Beagle is a backend service for managing files, pipelines and runs.
- Users
- Authentication using MSKCC LDAP
- Every user will have same permissions
- Files
- List files in Beagle DB
- Search files (filename, metadata, file-type, file-group)
- Create File in Beagle DB
- FileMetadata
- Metadata is associated with file.
- Metadata versioning. Changes are tracked, and can be reverted.
- Metadata validation using JsonSchema.
- Pipelines
- Using pipelines hosted on github
- Creating RUNs from pipelines
- Run
- Creating run (choosing pipeline, choosing inputs)
- Submitting job to rabix executor
- Receiving updates about job status from rabix
- List outputs generated from run
- LIMS integration
- Periodically fetch new samples from LIMS and create File objects in Beagle DB
- Try to pair fails, and create runs
- Notify if there are some errors with files or file metadata
- Command line utility which helps handles authentication and accessing beagle endpoints.
-
Requirements
- python 3
-
Instructions
- pip install -r requirements-cli.txt
-
Run
- python beagle_cli.py
Usage:
beagle_cli.py files create <file_path> <file_type> <file_group_id> [--metadata-path=<metadata_path>] [--size=<size>]
beagle_cli.py files list [--page-size=<page_size>] [--metadata=<metadata>]... [--file-group=<file_group>]... [--file-name=<file_name>]... [--filename-regex=<filename_regex>]

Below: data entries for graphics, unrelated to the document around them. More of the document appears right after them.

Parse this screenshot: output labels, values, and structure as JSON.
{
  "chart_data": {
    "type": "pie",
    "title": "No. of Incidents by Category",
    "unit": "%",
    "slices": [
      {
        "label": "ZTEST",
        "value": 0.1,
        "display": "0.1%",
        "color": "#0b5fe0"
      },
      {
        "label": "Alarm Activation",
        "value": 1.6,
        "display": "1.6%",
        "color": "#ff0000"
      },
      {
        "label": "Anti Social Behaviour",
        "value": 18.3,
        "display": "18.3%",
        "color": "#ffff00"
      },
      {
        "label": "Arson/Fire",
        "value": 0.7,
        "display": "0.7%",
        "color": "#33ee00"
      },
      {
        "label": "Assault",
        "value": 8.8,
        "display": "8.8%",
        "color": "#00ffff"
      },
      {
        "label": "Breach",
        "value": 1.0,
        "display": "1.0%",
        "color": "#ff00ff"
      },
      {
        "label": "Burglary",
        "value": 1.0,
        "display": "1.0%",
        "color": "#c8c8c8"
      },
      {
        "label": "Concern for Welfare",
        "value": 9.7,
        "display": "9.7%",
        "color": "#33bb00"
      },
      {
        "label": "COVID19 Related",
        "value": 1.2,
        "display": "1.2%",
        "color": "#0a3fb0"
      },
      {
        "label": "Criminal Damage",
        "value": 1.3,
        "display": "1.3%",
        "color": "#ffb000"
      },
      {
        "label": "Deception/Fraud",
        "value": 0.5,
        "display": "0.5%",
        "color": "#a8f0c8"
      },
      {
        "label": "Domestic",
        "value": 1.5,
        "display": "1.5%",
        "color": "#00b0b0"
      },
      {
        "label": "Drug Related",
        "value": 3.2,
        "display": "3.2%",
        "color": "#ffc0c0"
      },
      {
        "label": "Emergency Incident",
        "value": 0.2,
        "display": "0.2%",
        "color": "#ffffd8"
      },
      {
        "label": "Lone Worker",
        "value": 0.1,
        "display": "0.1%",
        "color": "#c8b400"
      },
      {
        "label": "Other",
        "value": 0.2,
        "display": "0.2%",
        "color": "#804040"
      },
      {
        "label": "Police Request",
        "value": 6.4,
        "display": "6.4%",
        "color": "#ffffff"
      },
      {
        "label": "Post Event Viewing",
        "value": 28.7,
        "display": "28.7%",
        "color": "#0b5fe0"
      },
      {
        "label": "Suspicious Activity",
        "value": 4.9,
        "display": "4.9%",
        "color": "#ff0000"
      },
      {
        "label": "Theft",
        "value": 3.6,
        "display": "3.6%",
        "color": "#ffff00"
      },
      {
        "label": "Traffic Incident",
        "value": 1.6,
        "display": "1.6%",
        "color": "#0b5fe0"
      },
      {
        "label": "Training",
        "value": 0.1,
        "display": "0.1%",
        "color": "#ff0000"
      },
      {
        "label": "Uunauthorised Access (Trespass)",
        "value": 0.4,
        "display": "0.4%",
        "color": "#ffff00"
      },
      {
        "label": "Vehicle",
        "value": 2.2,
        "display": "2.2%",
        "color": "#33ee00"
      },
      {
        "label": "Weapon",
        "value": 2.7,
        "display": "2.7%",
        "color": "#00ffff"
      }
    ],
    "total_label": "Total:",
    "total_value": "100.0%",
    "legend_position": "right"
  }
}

beagle_cli.py storage create <storage_name>
beagle_cli.py storage list
beagle_cli.py file-types create <file_type>
beagle_cli.py file-types list
beagle_cli.py --version
Examples:
- List files by the igoId
python beagle_cli.py files list --metadata igoId:07973_BO_6
-
Requirements
- PostgreSQL==11
- RabbitMQ
- python 3
-
Instructions
- virtualenv beagle
- pip install -r requirements.txt
- export BEAGLE_DB_NAME=<beagle_db_name>
- export BEAGLE_DB_USERNAME=<beagle_db_username>
- export BEAGLE_DB_PASSWORD=<beagle_db_password>
- export BEAGLE_AUTH_LDAP_SERVER_URI=<ldap_server_uri>
- export BEAGLE_RABIX_PATH=<rabix_cli_path>
- export BEAGLE_RABIX_URL=<rabix_url>
- export BEAGLE_RUNNER_QUEUE=<beagle_runner_queue>
- export BEAGLE_JOB_SCHEDULER_QUEUE=<beagle_job_scheduler_queue>
- export BEAGLE_DEFAULT_QUEUE=<beagle_default_queue>
- export BEAGLE_RABBITMQ_USERNAME=<rabbitmq_username>
- export BEAGLE_RABBITMQ_PASSWORD=<rabbitmq_password>
- export BEAGLE_RABBITMQ_URL=<rabbitmq_url>
- python manage.py migrate
- python manage.py runserver
-
Async
- Celery is used for scheduling tasks related to ETL from LIMS and submission to CWL Executor
- celery -A beagle_etl beat -l info -f beat.log (starting the periodic task)
- celery -A beagle_etl worker -l info -Q <beagle_default_queue> -f beagle-worker.log (starting the worker)
- celery -A beagle_etl worker --concurrency 1 -l info -Q <beagle_job_scheduler_queue> -f scheduler-worker.log
- celery -A beagle_etl worker -l info -Q <beagle_runner_queue> -f beagle-runner.log
Read more detailed specification on wiki page.
A development instance can be easily set up using conda
with the following commands:
- Clone this repo:
git clone https://github.com/mskcc/beagle.git
cd beagle
- Install dependencies in the current directory with
conda
:
make install
- Initialize the PostgreSQL database:
make db-init
- Initialize the Django database and set an admin ('superuser') account:
make django-init
- Start Postgres, RabbitMQ, and Celery servers:
make start-services
- Start the main Django development server:
make runserver
The included Makefile will pre-populate most required environment variables needed for Beagle to run, using default settings. These settings can be changed when you invoke make
on the command line by including them as keyword args, for example:
make db-init BEAGLE_DB_NAME=db-dev
Some environment variables needed for full functionality are not included; you should save these separately and source
them before running the Makefile. These variables are:
BEAGLE_LIMS_USERNAME
BEAGLE_LIMS_PASSWORD
BEAGLE_LIMS_URL
BEAGLE_AUTH_LDAP_SERVER_URI
Beagle can run without these, but it will not be able to access IGO LIMS and LDAP server for authentication.